The author obtains bounds on solutions to some nonlinear integral inequalities and their discrete analogues. Unfortunately, these integral inequalities (and hence their discrete analogues) are not new. Because most of them can be reduced to known results studied by the authors under the same (or even weaker) conditions. Indeed, letting \(z(t):= u(t)^p\), \(p> 0\), then the integral inequalities (2.1), (2.5), (2.19), (2.22) and (2.25) can be reformulated, respectively, as follows \[ z(t)\leq a(t)+ b(t) \int^t_0 g(s)z(s) ds+ b(t) \int^t_0 h(s)u(s)^{1/p} ds,\quad 0< {1\over p}< 1,\tag{2.1\('\)} \]
\[ z(t)\leq a(t)+ b(t) \int^t_0 h(s)z(s) ds+ b(t) \int^t_0 k(t,s)u(s)^{1/p} ds,\tag{2.5\('\)} \]
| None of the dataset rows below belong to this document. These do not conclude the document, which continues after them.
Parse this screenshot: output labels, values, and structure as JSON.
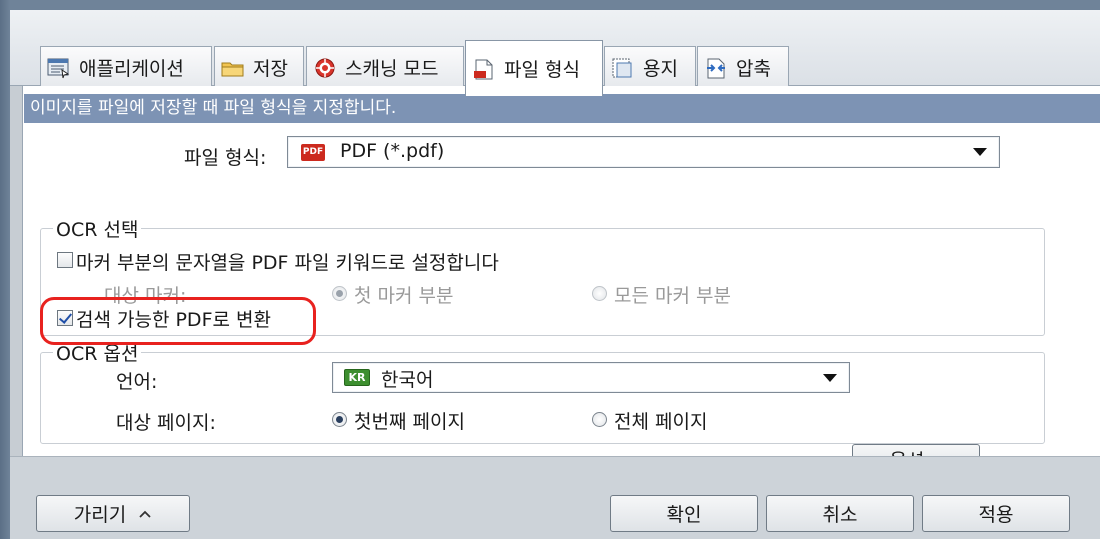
{
  "tabs": [
    {
      "label": "애플리케이션",
      "icon": "application-icon"
    },
    {
      "label": "저장",
      "icon": "folder-icon"
    },
    {
      "label": "스캐닝 모드",
      "icon": "scan-mode-icon"
    },
    {
      "label": "파일 형식",
      "icon": "file-format-icon",
      "active": true
    },
    {
      "label": "용지",
      "icon": "paper-icon"
    },
    {
      "label": "압축",
      "icon": "compression-icon"
    }
  ],
  "header": "이미지를 파일에 저장할 때 파일 형식을 지정합니다.",
  "file_format": {
    "label": "파일 형식:",
    "badge": "PDF",
    "value": "PDF (*.pdf)"
  },
  "ocr_select": {
    "legend": "OCR 선택",
    "marker_checkbox": {
      "label": "마커 부분의 문자열을 PDF 파일 키워드로 설정합니다",
      "checked": false
    },
    "target_marker": {
      "label": "대상 마커:",
      "option1": "첫 마커 부분",
      "option2": "모든 마커 부분"
    },
    "searchable_checkbox": {
      "label": "검색 가능한 PDF로 변환",
      "checked": true
    }
  },
  "ocr_options": {
    "legend": "OCR 옵션",
    "language_label": "언어:",
    "language_badge": "KR",
    "language_value": "한국어",
    "target_page_label": "대상 페이지:",
    "page_option1": "첫번째 페이지",
    "page_option2": "전체 페이지",
    "options_button": "옵션..."
  },
  "footer": {
    "hide_button": "가리기",
    "ok_button": "확인",
    "cancel_button": "취소",
    "apply_button": "적용"
  },
  "colors": {
    "header_band": "#7d93b4",
    "highlight": "#e8221f",
    "pdf_badge": "#cc2a1e",
    "kr_badge": "#3d8f2f"
  }
}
\[ z(t)\leq a(t)+ b(t) \int^t_0\widetilde f(s, z(s)) ds,\text{ with }\widetilde f(t,\xi):= f(t, \xi^{1/p}),\tag{2.19\('\)} \]
\[ z(t)\leq a(t)+ b(t) \phi\Biggl(\int^t_0 \widetilde f(s, z(s)) ds\Biggr),\text{ with }\widetilde f(t,\xi):= f(t, \xi^{1/p}),\tag{2.22\('\)} \] and \[ z(t)\leq a(t)+ b(t) \int^t_0 g(s) \widetilde W[z(s)] ds,\text{ with }\widetilde W(\xi):= W(\xi^{1/p}),\tag{2.25\('\)} \] where \(\widetilde f\), \(\widetilde W\) satisfy all the conditions assumed on the functions \(f\), \(W\), respectively. For example, when \(0< y\leq x\) the condition (2.18) holds for \(\widetilde f\) when \(m(t,y)\) is replaced by \(\widetilde m(t, y):={1\over p} y^{-1/p} m(t, y^{1/p})\) and condition (2.21) holds also when \(m(t,y)\) is replaced by \(\widetilde m(t,y):= \phi^{-1} [{1\over p} y^{-1/p}] m(t,y^{1/p})\).